Château Seguin compte 31
hectares (50% Cabernet-Sauvignon et 50%
Merlot) exposés est-ouest . Nous avons énormément investi dans l’outil de travail, en nous équipant d’installations très performantes, venons de terminer un
chai à
barriques de 800 m2 semi-enterré, adossé au cuvier, récent lui aussi. Nous avons engagé une douzaine de personnes qui travaillent en permanence sur la propriété. Le
brillant œnologue David Pernet nous prodigue ses excellents conseils. Je trouve qu’il représente l’avenir du bordelais, il a réussi à apporter à Seguin tout un concept environnemental. Pour exemple, nous avons divisé par dix les traitements, enherbé les rangs, révisé la
taille, préfèrant s’en tenir à des
rendements extrêmement
faibles pour obtenir une grande qualité.
Nous avions nos preuves à faire car cette propriété était tombée dans l’oubli. Lorsque nous avons jeté notre dévolu sur
Château Seguin, nous avons consulté des archives du début du XIXe siècle (1874, pour être précis), qui mentionnaient l’une des plus belles croupes graveleuses de
Bordeaux. On rapportait alors que les rouges très fins de Seguin ressemblaient à ceux de son voisin Haut-Brion, et les
blancs à ceux de son autre voisin Carbonnieux ! Ces éloges m’ont laissé penser que ce
terroir avait été sous-exploité et qu’il y avait un potentiel à révéler de
nouveau. Nos études pédologiques ont diagnostiqué, à certains endroits, des profondeurs de 8 mètres de
graves, ce qui est assez rare, le
terroir est donc très drainant.
Dès notre arrivée, nous avons recensé tous les paramètres susceptibles d’intervenir dans la qualité, les
vignes, la réception des vendanges... tout a été revu en détail. Je me rendais compte que le ramassage “traditionnel” avec les
paniers en osier puis la
hotte et ensuite le tombereau... malmenait terriblement le raisin. J’étais persuadé qu’il y avait déjà une forte perte
aromatique avant que les
raisins soient mis en cuves. Pour faire du bon vin, il faut absolument avoir un beau
fruit. Nous récoltons donc à Seguin tous les
raisins en cagettes avec un premier tri à la vigne; puis les cagettes sont rangées et ramenées à
plat, nous ne laissons surtout pas “traîner” le raisin. Il y a un grand système de tri manuel, éraflage, table vibrante, les grains tombent dans un cuvon, puis dans la cuve. Il y a un
fouloir à l’intérieur de la cuve qui permet de préserver tous les
arômes.
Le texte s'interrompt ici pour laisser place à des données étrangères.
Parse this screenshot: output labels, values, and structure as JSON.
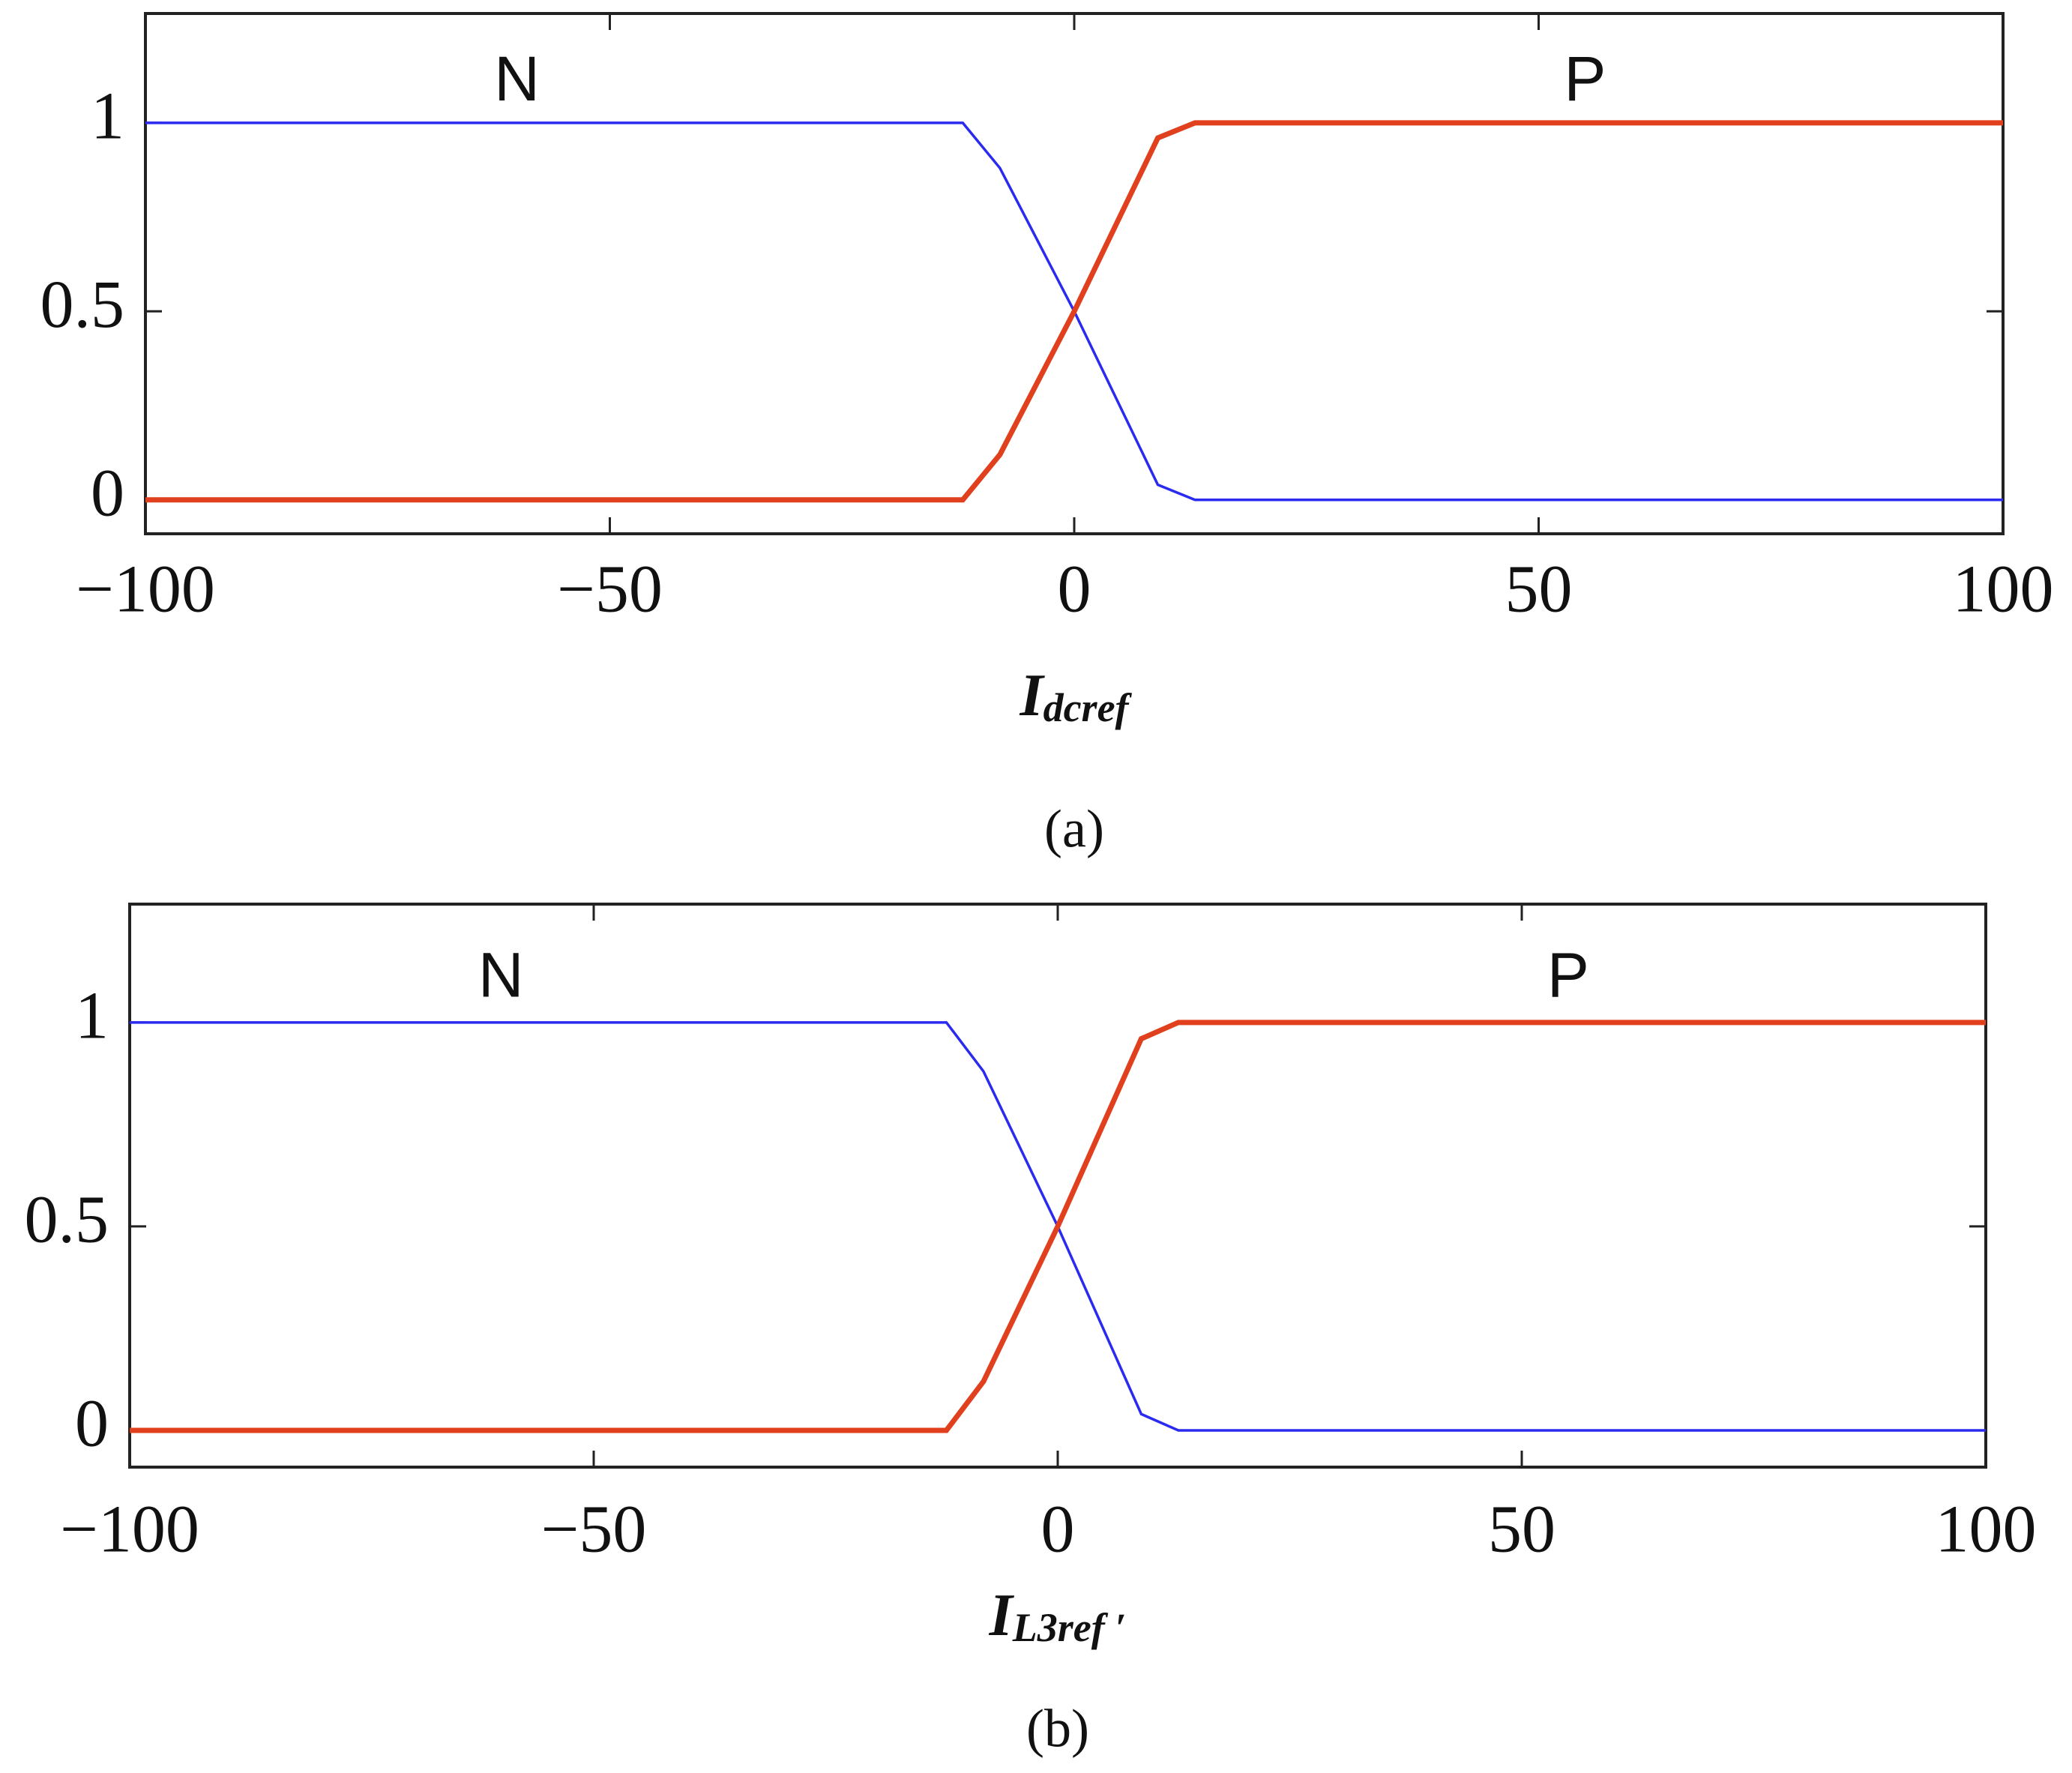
{
  "chart_data": [
    {
      "type": "line",
      "annotations": [
        "N",
        "P"
      ],
      "xlabel_base": "I",
      "xlabel_sub": "dcref",
      "caption": "(a)",
      "x": [
        -100,
        -12,
        -8,
        0,
        9,
        13,
        100
      ],
      "series": [
        {
          "name": "N",
          "color": "#2a2af0",
          "values": [
            1,
            1,
            0.88,
            0.5,
            0.04,
            0,
            0
          ]
        },
        {
          "name": "P",
          "color": "#e0401e",
          "values": [
            0,
            0,
            0.12,
            0.5,
            0.96,
            1,
            1
          ]
        }
      ],
      "xlim": [
        -100,
        100
      ],
      "ylim": [
        -0.09,
        1.29
      ],
      "xticks": [
        {
          "value": -100,
          "label": "−100"
        },
        {
          "value": -50,
          "label": "−50"
        },
        0,
        50,
        100
      ],
      "yticks": [
        0,
        0.5,
        1
      ]
    },
    {
      "type": "line",
      "annotations": [
        "N",
        "P"
      ],
      "xlabel_base": "I",
      "xlabel_sub": "L3ref ′",
      "caption": "(b)",
      "x": [
        -100,
        -12,
        -8,
        0,
        9,
        13,
        100
      ],
      "series": [
        {
          "name": "N",
          "color": "#2a2af0",
          "values": [
            1,
            1,
            0.88,
            0.5,
            0.04,
            0,
            0
          ]
        },
        {
          "name": "P",
          "color": "#e0401e",
          "values": [
            0,
            0,
            0.12,
            0.5,
            0.96,
            1,
            1
          ]
        }
      ],
      "xlim": [
        -100,
        100
      ],
      "ylim": [
        -0.09,
        1.29
      ],
      "xticks": [
        {
          "value": -100,
          "label": "−100"
        },
        {
          "value": -50,
          "label": "−50"
        },
        0,
        50,
        100
      ],
      "yticks": [
        0,
        0.5,
        1
      ]
    }
  ]
}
Notre
vinification s’effectue bien sûr en cuves inox thermorégulées puis le vin vieilli dans le
chai à
barriques. Nous préférons avoir un échantillonnage de
barriques venant de plusieurs fournisseurs avec différentes essences de bois. Le premier vin,
Château Seguin, est mis en
barriques neuves de 16 à 18 mois, cela suffit largement. Le second vin, L’Angelot de Seguin, bénéficie d’un passage en bois plus
court pour préserver le
fruit. Nous produisons aussi une
cuvée d’exception Confidence de Seguin, un vin dont les
fermentations sur
lies s’effectuent en
barriques neuves (2000
bouteilles seulement). Un vin assez remarquable qui bénéficie d’une
vinification plus sophistiquée, les bâtonnages lui apportent du
gras, un vin non filtré, non collé, juste soutiré, qui bénéficie d’un
long vieillissement en
barriques neuves.
M. Darriet a constitué une équipe solide autour des deux maîtres de
chai, du chef de culture, des ouvriers agricoles, qui sont tous très attachés et très motivés pour redonner ses lettres de noblesse à
Château Seguin. Nos efforts ont vite été récompensés :
Château Seguin 2005 a obtenu la médaille d’or à Paris, et la meilleure note des
Pessac-Léognan dans Decanter (17,66).
Château Seguin 2006 a fait la “Une” du Point, c’était le coup de cœur de l’année, cela m’a fait très plaisir. Pour le 2007, nous avons des articles très élogieux, cela ne m’étonne pas car je considère que c’est l’un des meilleurs
millésimes de Seguin, un vin exceptionnel aussi bien en premier qu’en second vin (les
rendements étaient très
faibles). Tout cela démontre les gros efforts que nous avons consenti pour amener Seguin au sommet. Je précise aussi que, volontairement, nous maintenons nos
prix extrêmement bas, très attractifs, car nous partons du principe que pour qu’un vin soit connu, il faut qu’il soit bu ! On permet à tout le monde de pouvoir se l’offrir, c’est une volonté délibérée. C’est un juste
prix qui ne nous permet même pas d’équilibrer nos comptes... Cela situe
Château Seguin dans un excellent rapport qualité-
prix des
vins du bordelais et c’est une de nos fiertés.”